La propriété privée des moyens de production abolie et transformée en propriété collective, le système communiste mondial substitue aux lois élémentaires du marché mondial et de la concurrence, au procès aveugle de la production sociale, l’organisation consciente et concertée - sur un plan d’ensemble - tendant à satisfaire les besoins rapidement croissants de la société. Les crises dévastatrices et les guerres plus dévastatrices encore disparaîtront avec l’anarchie de la production et de la concurrence. Au gaspillage formidable des forces productives, au développement convulsif de la société, le communisme oppose l’emploi systématique de toutes les ressources matérielles de la société et une évolution économique indolore basés sur le développement illimité, harmonieux et rapide des forces productives.
L’abolition des classes et de la propriété privée supprime l’exploitation de l’homme par l’homme. Le travail cesse d’être accompli au profit de l’ennemi de classe et de n’être qu’un moyen d’existence, il se transforme en un besoin primordial et vital ; la pauvreté, l’inégalité économique, la misère des classes asservies, le niveau misérable de la vie matérielle, en général, s’évanouissent ; la hiérarchie des hommes dans la division du travail et la contradiction entre le travail intellectuel et le travail physique disparaissent, comme aussi toutes les traces de l’inégalité sociale des sexes. Les organismes de la domination de classe, le pouvoir de l’État, en premier lieu, disparaissent en même temps. Incarnation de la domination de classe, l’État se meurt à mesure que disparaissent les classes et toutes les formes de contrainte.
La disparition des classes est accompagnée de l’abolition de tout monopole de l’instruction. La culture devient le patrimoine de tous et les idéologies de classes d’antan cèdent la place à une conception matérialiste scientifique du monde. Toute domination de l’homme par l’homme devient dès lors impossible ; un champ illimité s’ouvre à la sélection sociale, au développement harmonieux de toutes les facultés de l’humanité.
L’essor des forces productives ne se heurte plus à aucune borne sociale. La propriété privée des moyens de production, l’esprit de lucre, l’ignorance artificiellement entretenue dans les masses, leur pauvreté, obstacle au progrès technique de la société capitaliste, les dépenses improductives énormes, tout cela n’existe plus dans la société communiste. Utilisation aussi rationnelle que possible des forces de la nature et des conditions naturelles de la production dans les diverses parties du monde, abolition de la contradiction entre les villes et les campagnes (contradiction qui tient au regard systématique de l’agriculture sur l’industrie et au niveau inférieur de sa technique), union intime de la science et de la technique, des recherches et de leurs applications pratiques dans la plus large mesure sociale, organisation rationnelle du travail scientifique, emploi des méthodes les plus perfectionnées de statistique et de régularisation de l’économie selon un plan d’ensemble, accroissement rapide des besoins sociaux, puissants moteurs animant tout le système, tout cela assure le maximum de rendement au travail collectif et libère, à son tour, l’énergie humaine pour le plus grand essor de la science et des arts.
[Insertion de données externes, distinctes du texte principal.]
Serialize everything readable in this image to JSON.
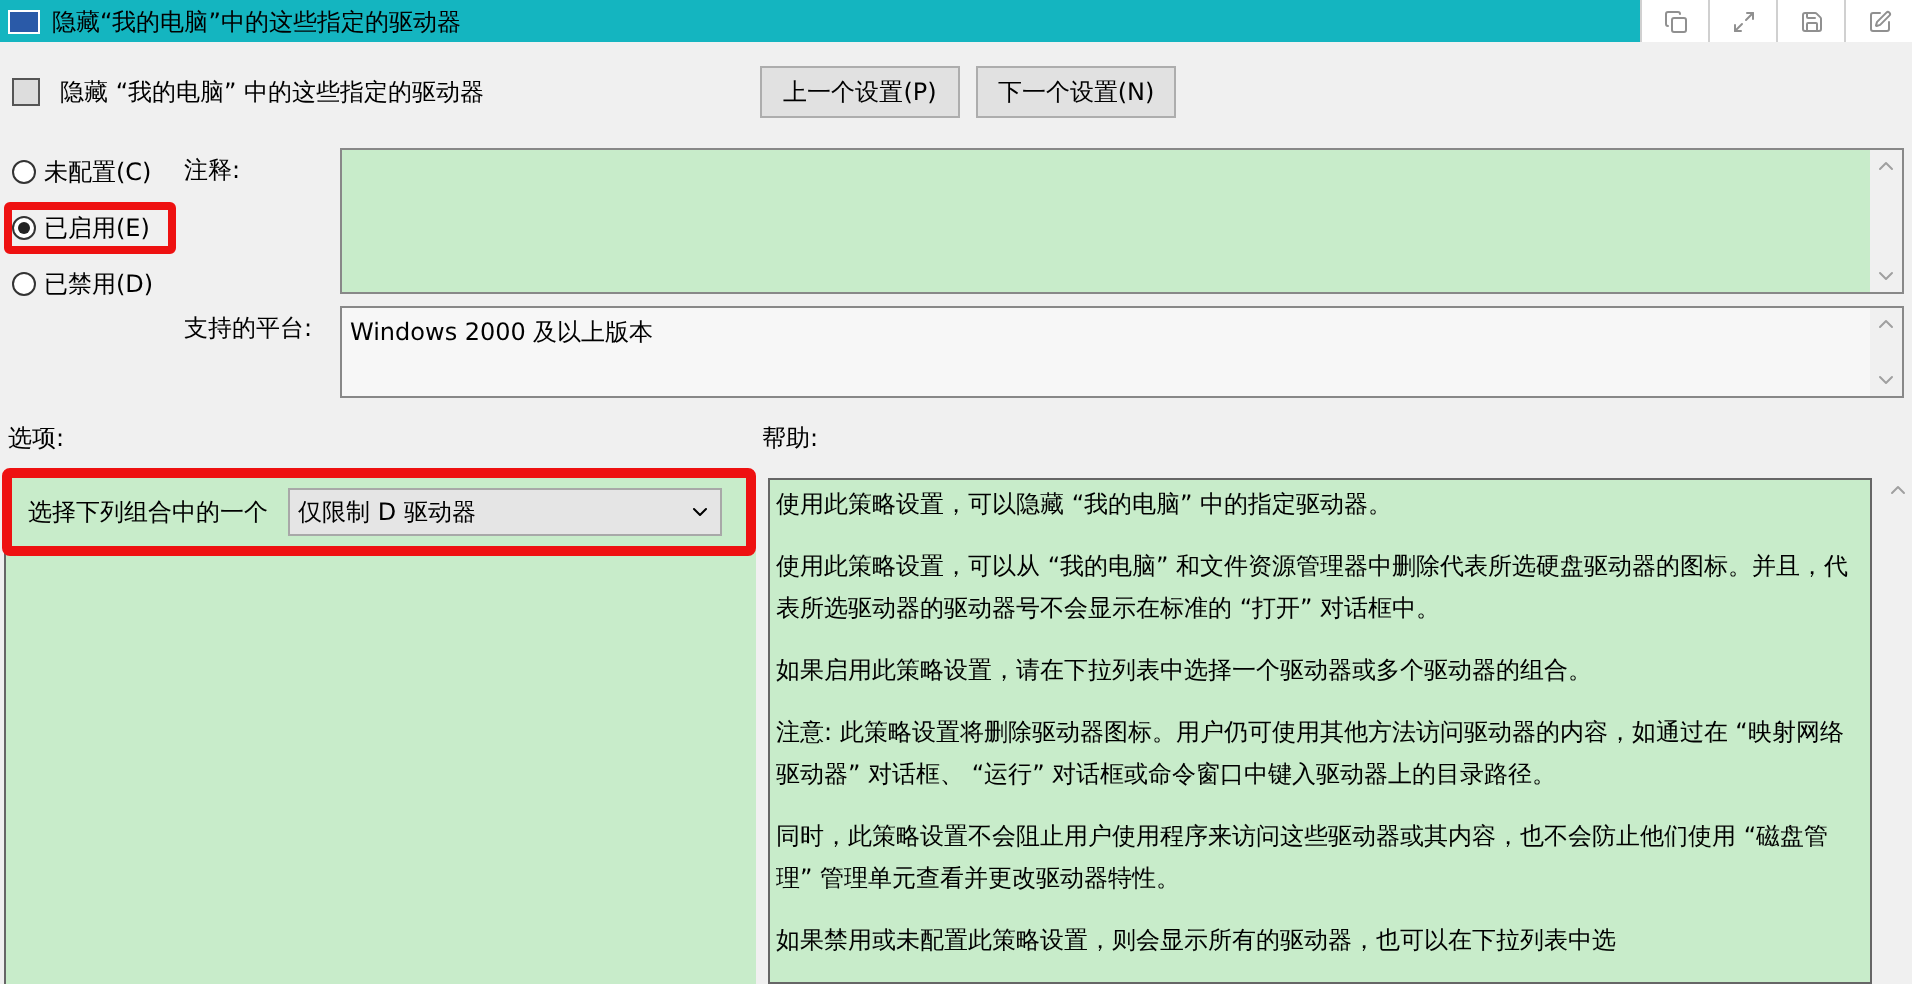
{
  "window": {
    "title": "隐藏“我的电脑”中的这些指定的驱动器"
  },
  "title_bar_buttons": [
    {
      "kind": "restore"
    },
    {
      "kind": "expand"
    },
    {
      "kind": "save"
    },
    {
      "kind": "edit"
    }
  ],
  "policy_title": "隐藏 “我的电脑” 中的这些指定的驱动器",
  "nav_buttons": [
    "上一个设置(P)",
    "下一个设置(N)"
  ],
  "states": [
    {
      "label": "未配置(C)",
      "selected": false,
      "highlighted": false
    },
    {
      "label": "已启用(E)",
      "selected": true,
      "highlighted": true
    },
    {
      "label": "已禁用(D)",
      "selected": false,
      "highlighted": false
    }
  ],
  "comment": {
    "label": "注释:"
  },
  "platform": {
    "label": "支持的平台:",
    "value": "Windows 2000 及以上版本"
  },
  "options": {
    "label": "选项:",
    "highlighted": true,
    "field_label": "选择下列组合中的一个",
    "dropdown_value": "仅限制 D 驱动器"
  },
  "help": {
    "label": "帮助:",
    "paragraphs": [
      "使用此策略设置，可以隐藏 “我的电脑” 中的指定驱动器。",
      "使用此策略设置，可以从 “我的电脑” 和文件资源管理器中删除代表所选硬盘驱动器的图标。并且，代表所选驱动器的驱动器号不会显示在标准的 “打开” 对话框中。",
      "如果启用此策略设置，请在下拉列表中选择一个驱动器或多个驱动器的组合。",
      "注意: 此策略设置将删除驱动器图标。用户仍可使用其他方法访问驱动器的内容，如通过在 “映射网络驱动器” 对话框、 “运行” 对话框或命令窗口中键入驱动器上的目录路径。",
      "同时，此策略设置不会阻止用户使用程序来访问这些驱动器或其内容，也不会防止他们使用 “磁盘管理” 管理单元查看并更改驱动器特性。",
      "如果禁用或未配置此策略设置，则会显示所有的驱动器，也可以在下拉列表中选"
    ]
  }
}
Le développement des forces productives de la société communiste mondiale permet d’élever le bien-être de l’humanité entière, de réduire au minimum le temps consacré à la production matérielle et détermine ainsi un épanouissement de la culture, inconnu de l’histoire. Cette nouvelle culture de l’humanité, unifiée pour la première fois - toutes les frontières d’État étant détruites - reposera, contrairement à la culture capitaliste, sur des relations claires et lucides entre les hommes. Aussi enterrera-t-elle à jamais toute mystique, toute religion, tout préjugé, toute superstition et donnera-t-elle une puissante impulsion au développement de la connaissance scientifique qui ne connaîtra point d’obstacles.
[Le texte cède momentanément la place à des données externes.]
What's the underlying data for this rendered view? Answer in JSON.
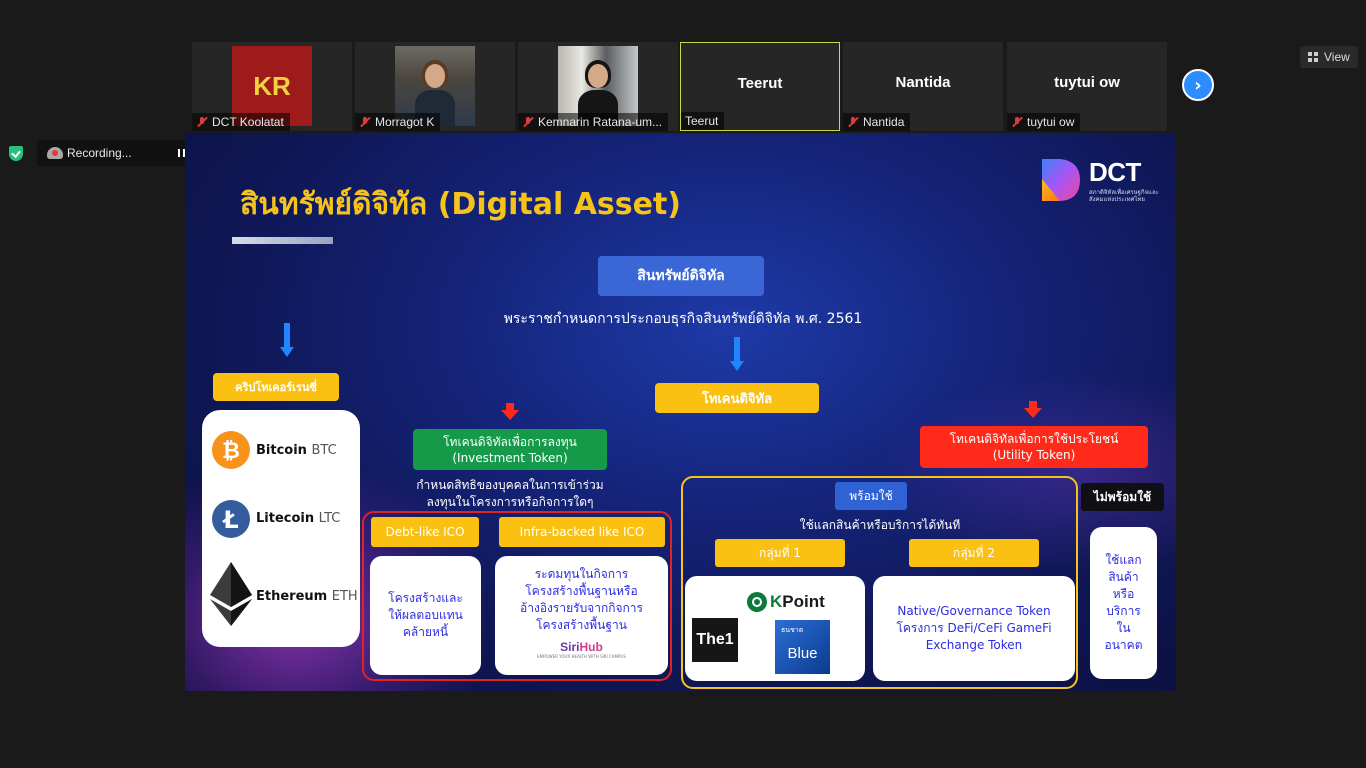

Cette phase supérieure du communisme, dans laquelle la société communiste se sera développée sur sa propre base, où le développement harmonieux des hommes s’accompagnera d’une croissance prodigieuse des forces productives, où la société aura inscrit sur son drapeau : ´De chacun selon ses capacités, à chacun selon ses besoins !ª - suppose en tant que condition historique préalable une phase inférieure de son évolution, le socialisme. La société communiste ne fait ici que sortir de la société capitaliste ; elle en sort recouverte à tous égards dans la vie économique, morale, intellectuelle, des tares de la vieille société dont elle est née ; Les forces productives du socialisme ne sont pas encore suffisamment développées pour assurer la répartition des produits du travail selon les besoins ; ils sont répartis selon le travail. La division du travail, c’est-à-dire l’attribution de certaines fonctions spéciales à des groupes déterminés de personnes, subsiste encore ; l’opposition entre le travail intellectuel et le travail physique en particulier n’est pas encore radicalement supprimée. Malgré l’abolition des classes, des vestiges de l’ancienne division de la société subsistent et, partant, des vestiges du pouvoir, de la contrainte, du droit.
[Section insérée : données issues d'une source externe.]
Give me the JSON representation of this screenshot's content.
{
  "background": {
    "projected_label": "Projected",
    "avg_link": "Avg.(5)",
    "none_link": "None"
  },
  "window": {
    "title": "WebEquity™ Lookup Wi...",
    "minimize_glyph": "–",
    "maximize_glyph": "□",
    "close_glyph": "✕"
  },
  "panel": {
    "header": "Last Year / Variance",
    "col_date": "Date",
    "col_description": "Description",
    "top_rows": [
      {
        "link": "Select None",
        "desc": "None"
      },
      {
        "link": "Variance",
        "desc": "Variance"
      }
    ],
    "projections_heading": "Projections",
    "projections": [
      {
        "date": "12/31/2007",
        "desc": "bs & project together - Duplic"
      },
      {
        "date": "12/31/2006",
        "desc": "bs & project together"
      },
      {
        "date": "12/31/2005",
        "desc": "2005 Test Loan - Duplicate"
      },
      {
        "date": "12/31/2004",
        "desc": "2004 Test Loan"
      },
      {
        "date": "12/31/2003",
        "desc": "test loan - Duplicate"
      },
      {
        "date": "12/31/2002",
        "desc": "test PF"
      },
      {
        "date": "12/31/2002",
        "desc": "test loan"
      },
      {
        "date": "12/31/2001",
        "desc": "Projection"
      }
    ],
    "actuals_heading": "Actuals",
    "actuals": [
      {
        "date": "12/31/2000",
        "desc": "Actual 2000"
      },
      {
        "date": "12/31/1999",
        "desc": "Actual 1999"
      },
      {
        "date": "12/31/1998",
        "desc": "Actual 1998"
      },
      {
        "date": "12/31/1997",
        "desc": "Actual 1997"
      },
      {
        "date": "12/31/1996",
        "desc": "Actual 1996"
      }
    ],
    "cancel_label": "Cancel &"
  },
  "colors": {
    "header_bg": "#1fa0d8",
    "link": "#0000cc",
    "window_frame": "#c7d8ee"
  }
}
Il existe encore des survivances attardées de l’inégalité. La contradiction entre la ville et la campagne n’est ni abrogée, ni entièrement disparue.
Mais aucune force sociale ne soutient ni ne défend ces vestiges de l’ancienne société. Liés à un niveau déterminé du développement des forces productives, ils disparaissent graduellement à mesure que l’humanité, libérée des chaînes du régime capitaliste, maîtrise rapidement les forces de la nature, se rééduque dans l’esprit du communisme et passe du socialisme au communisme intégral.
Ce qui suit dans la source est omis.